Grace Wairimu Weirich’s journey is one such tale that unfolded when she ventured from Kenya to the United States four years ago.
Little did she know that this exploration would not only reshape her career but also open doors to newfound opportunities and love.
Grace had dedicated over 25 years to academia, serving as a lecturer at esteemed institutions like Mount Kenya University, Jomo Kenyatta University of Agriculture and Technology (JKUAT), and Kenyatta Universities.
Despite her extensive experience, the financial stability of a lecturer’s life in Kenya proved uncertain, especially in the wake of the COVID-19 pandemic.

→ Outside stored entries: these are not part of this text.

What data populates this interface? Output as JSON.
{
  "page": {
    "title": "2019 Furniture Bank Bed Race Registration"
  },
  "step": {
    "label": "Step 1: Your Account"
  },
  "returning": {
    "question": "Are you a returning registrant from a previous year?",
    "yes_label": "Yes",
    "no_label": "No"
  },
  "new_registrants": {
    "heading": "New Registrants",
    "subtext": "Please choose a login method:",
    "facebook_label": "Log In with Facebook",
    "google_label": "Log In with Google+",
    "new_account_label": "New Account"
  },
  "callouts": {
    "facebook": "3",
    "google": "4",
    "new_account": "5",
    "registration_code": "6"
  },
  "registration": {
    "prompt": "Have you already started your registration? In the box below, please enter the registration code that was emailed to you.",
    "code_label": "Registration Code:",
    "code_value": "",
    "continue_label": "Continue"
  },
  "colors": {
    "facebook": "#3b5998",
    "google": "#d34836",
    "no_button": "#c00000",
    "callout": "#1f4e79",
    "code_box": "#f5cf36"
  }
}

Project and part-time teaching opportunities, crucial for financial stability, became scarce.
“I had just secured a permanent teaching position in 2018 after teaching since 2006 when I completed my Master’s degree in Information Systems,” Grace recounts. “But being a lecturer, reliant on projects and part-time teaching, was not financially fulfilling.”
Returning to Kenya, Grace faced the decision of whether to continue in the familiar but financially challenging academic path or explore new horizons. By December 2020, she found herself back in the US, envisioning a one or two-year stay to assess her next steps.

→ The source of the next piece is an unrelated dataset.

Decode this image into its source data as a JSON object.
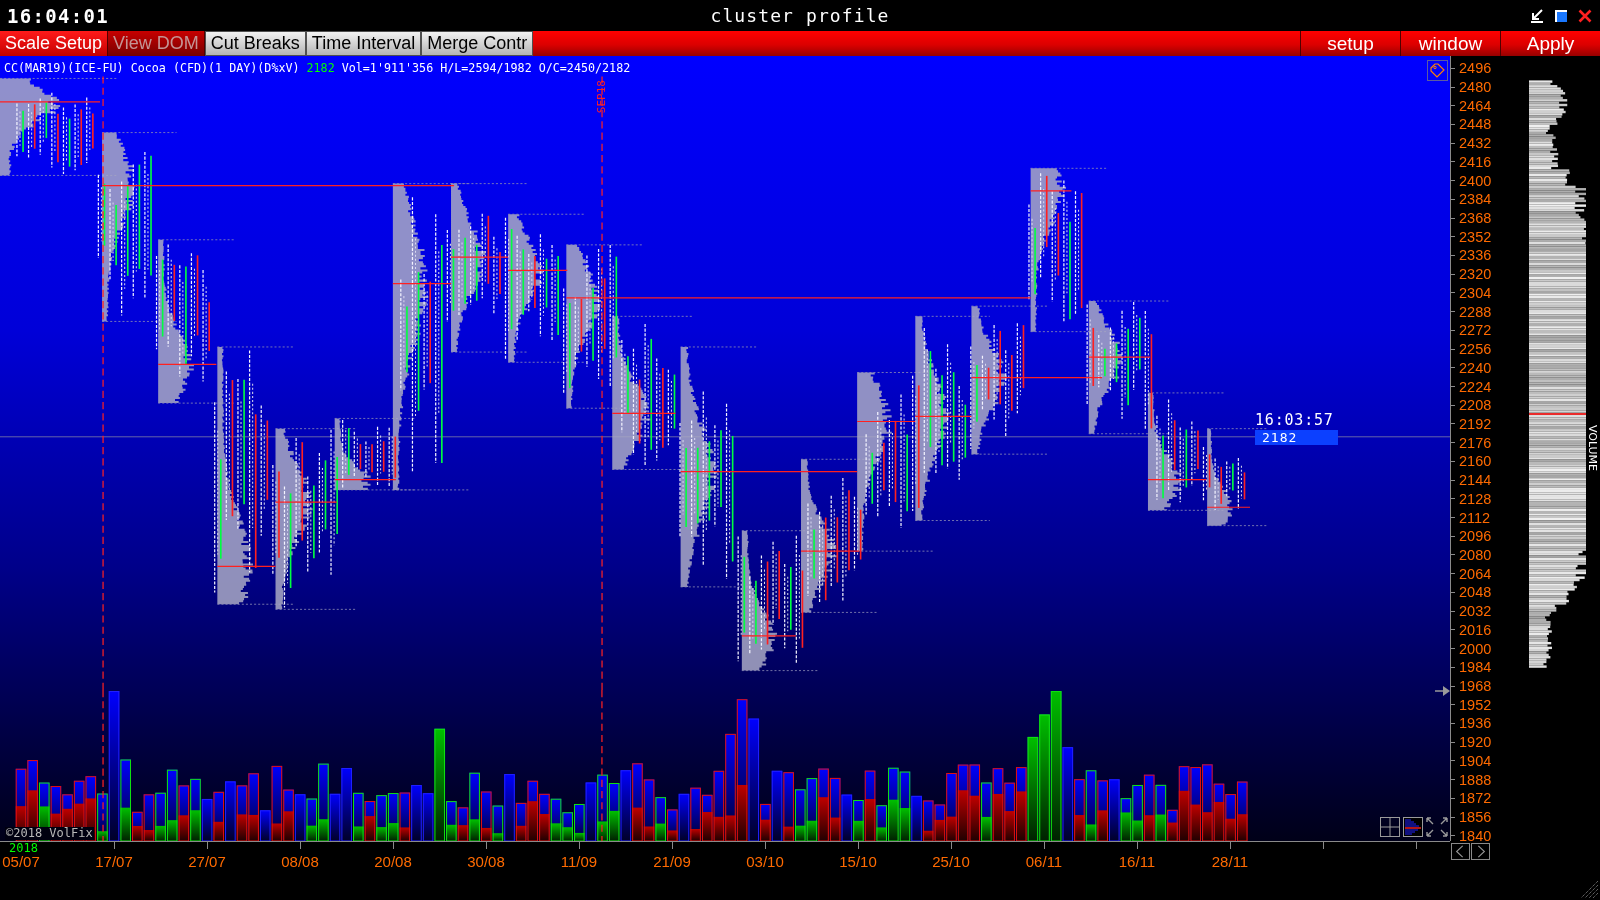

Fortune smiled upon her when she encountered a remarkable man, and their connection blossomed into love. This newfound relationship became a pivotal factor in Grace’s decision to make the US her home.

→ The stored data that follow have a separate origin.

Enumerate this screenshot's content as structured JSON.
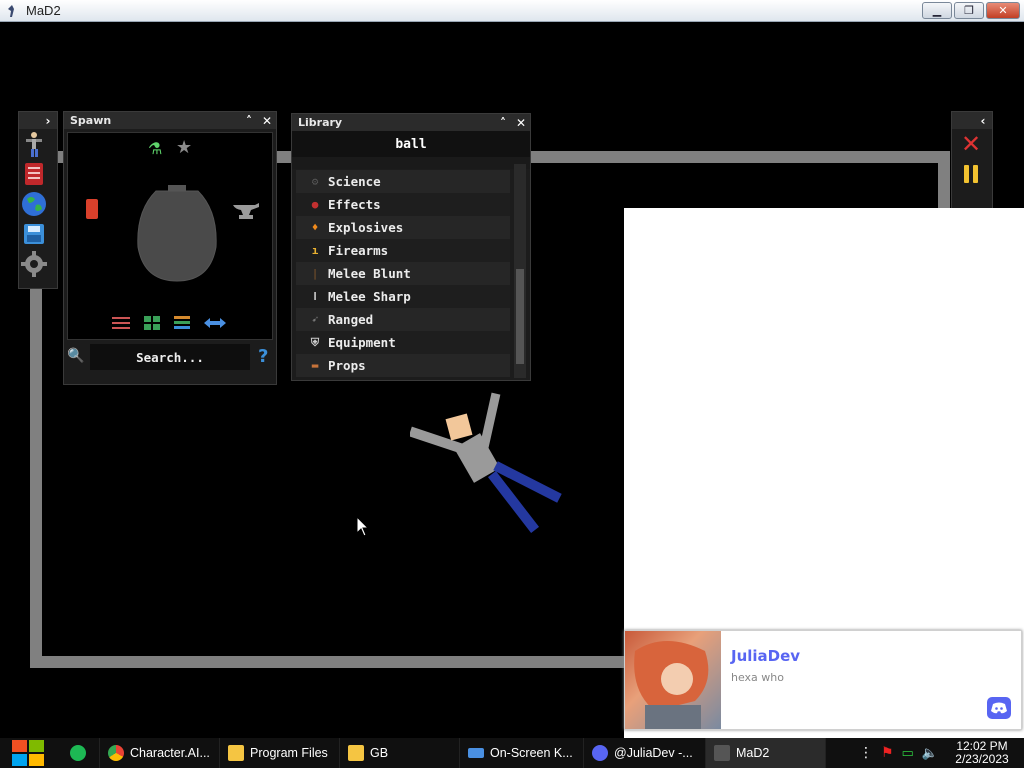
{
  "window": {
    "title": "MaD2"
  },
  "spawn_panel": {
    "title": "Spawn",
    "search_label": "Search..."
  },
  "library_panel": {
    "title": "Library",
    "header": "ball",
    "categories": [
      "Science",
      "Effects",
      "Explosives",
      "Firearms",
      "Melee Blunt",
      "Melee Sharp",
      "Ranged",
      "Equipment",
      "Props"
    ]
  },
  "toast": {
    "sender": "JuliaDev",
    "message": "hexa who"
  },
  "taskbar": {
    "items": [
      "Character.AI...",
      "Program Files",
      "GB",
      "On-Screen K...",
      "@JuliaDev -...",
      "MaD2"
    ],
    "time": "12:02 PM",
    "date": "2/23/2023"
  },
  "colors": {
    "accent": "#5865F2",
    "wall": "#808080",
    "taskbar": "#101010"
  }
}
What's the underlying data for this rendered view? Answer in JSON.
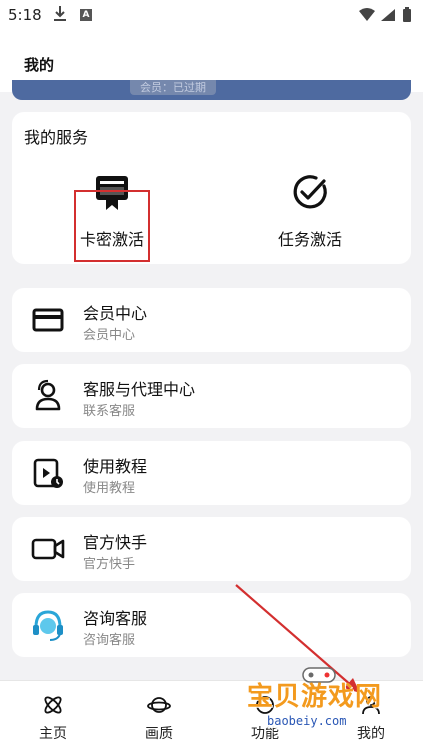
{
  "status_bar": {
    "time": "5:18"
  },
  "header": {
    "title": "我的"
  },
  "banner": {
    "text": "会员：已过期"
  },
  "services": {
    "title": "我的服务",
    "items": [
      {
        "label": "卡密激活",
        "icon": "card-key-icon"
      },
      {
        "label": "任务激活",
        "icon": "check-circle-icon"
      }
    ]
  },
  "menu": [
    {
      "title": "会员中心",
      "subtitle": "会员中心",
      "icon": "credit-card-icon"
    },
    {
      "title": "客服与代理中心",
      "subtitle": "联系客服",
      "icon": "person-icon"
    },
    {
      "title": "使用教程",
      "subtitle": "使用教程",
      "icon": "video-clock-icon"
    },
    {
      "title": "官方快手",
      "subtitle": "官方快手",
      "icon": "video-camera-icon"
    },
    {
      "title": "咨询客服",
      "subtitle": "咨询客服",
      "icon": "headset-icon"
    }
  ],
  "bottom_nav": [
    {
      "label": "主页",
      "icon": "atom-icon"
    },
    {
      "label": "画质",
      "icon": "planet-icon"
    },
    {
      "label": "功能",
      "icon": "function-icon"
    },
    {
      "label": "我的",
      "icon": "profile-icon"
    }
  ],
  "watermark": {
    "text": "宝贝游戏网",
    "url": "baobeiy.com"
  },
  "colors": {
    "highlight": "#d32f2f",
    "banner": "#4e6aa0",
    "arrow": "#d32f2f"
  }
}
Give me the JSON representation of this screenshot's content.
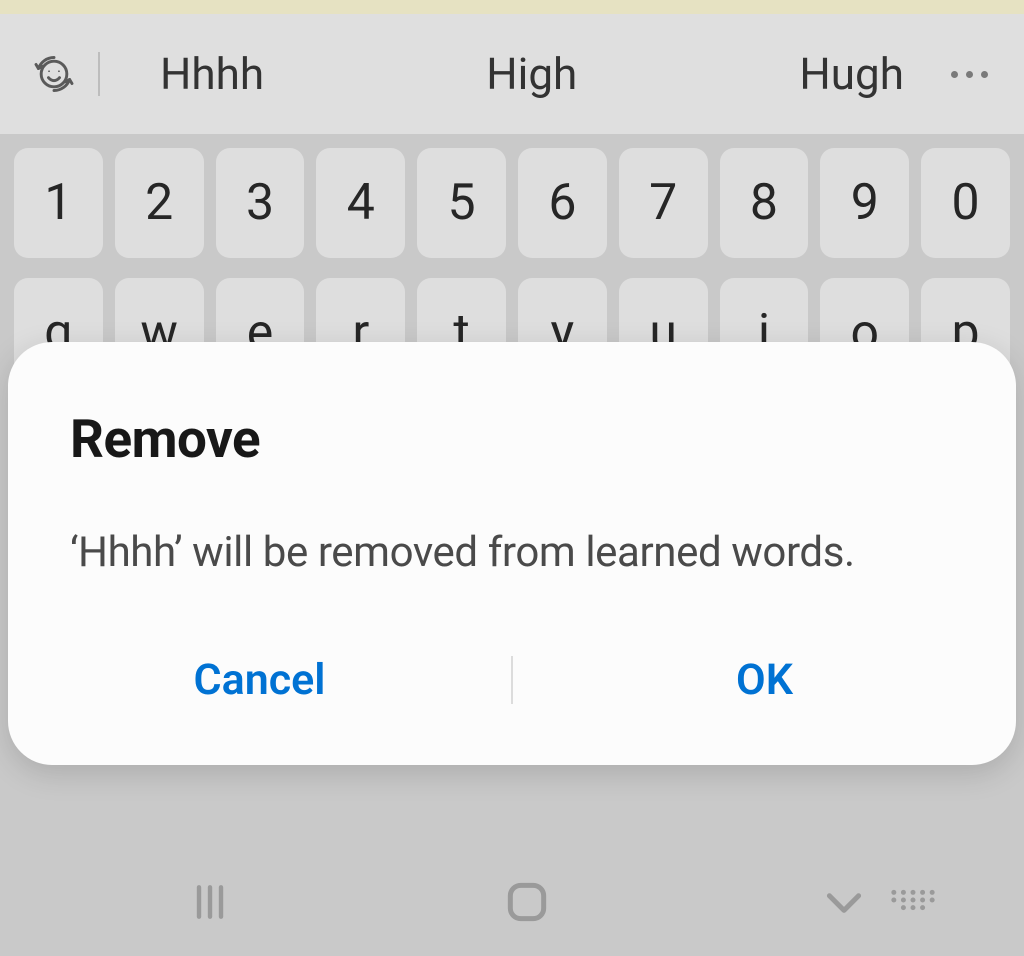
{
  "suggestions": {
    "s1": "Hhhh",
    "s2": "High",
    "s3": "Hugh"
  },
  "keys": {
    "r1": {
      "k0": "1",
      "k1": "2",
      "k2": "3",
      "k3": "4",
      "k4": "5",
      "k5": "6",
      "k6": "7",
      "k7": "8",
      "k8": "9",
      "k9": "0"
    },
    "r2": {
      "k0": "q",
      "k1": "w",
      "k2": "e",
      "k3": "r",
      "k4": "t",
      "k5": "y",
      "k6": "u",
      "k7": "i",
      "k8": "o",
      "k9": "p"
    }
  },
  "dialog": {
    "title": "Remove",
    "body": "‘Hhhh’ will be removed from learned words.",
    "cancel": "Cancel",
    "ok": "OK"
  }
}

However, with her background in academia, Grace had to navigate a different career landscape in the US. Despite lacking the formal qualifications for a teaching role, she discovered a niche in caregiving—a field where hundreds of Kenyans were already making a difference in assisting the sick and elderly.
Undeterred by the shift, Grace embarked on a 75-hour caregiving course, learning the essentials of tending to the needs of the sick and elderly. Starting as a volunteer, she undertook diverse tasks from cleaning homes to providing personal care, humbling experiences that laid the foundation for her journey in caregiving.
The depth of compassion required in this profession became evident to Grace as she cared for individuals in various stages of life— the sick, elderly, recovering, and those in their final days. Despite the emotional toll, she found the work deeply rewarding.
To enhance her skills and opportunities, Grace pursued a Certified Nursing Assistant Course. This commitment to personal and professional growth bore fruit, and she secured higher-paying positions in hospitals and nursing homes. While the tasks remained similar—feeding, changing diapers, and offering emotional support—the structured environment and better pay brought a sense of stability and fulfillment.
“The remuneration is generous. You are paid from $15 (Ksh 2,284) per hour onwards,” Grace notes, emphasizing the financial security she found in her newfound career compared to her life as a lecturer in Kenya.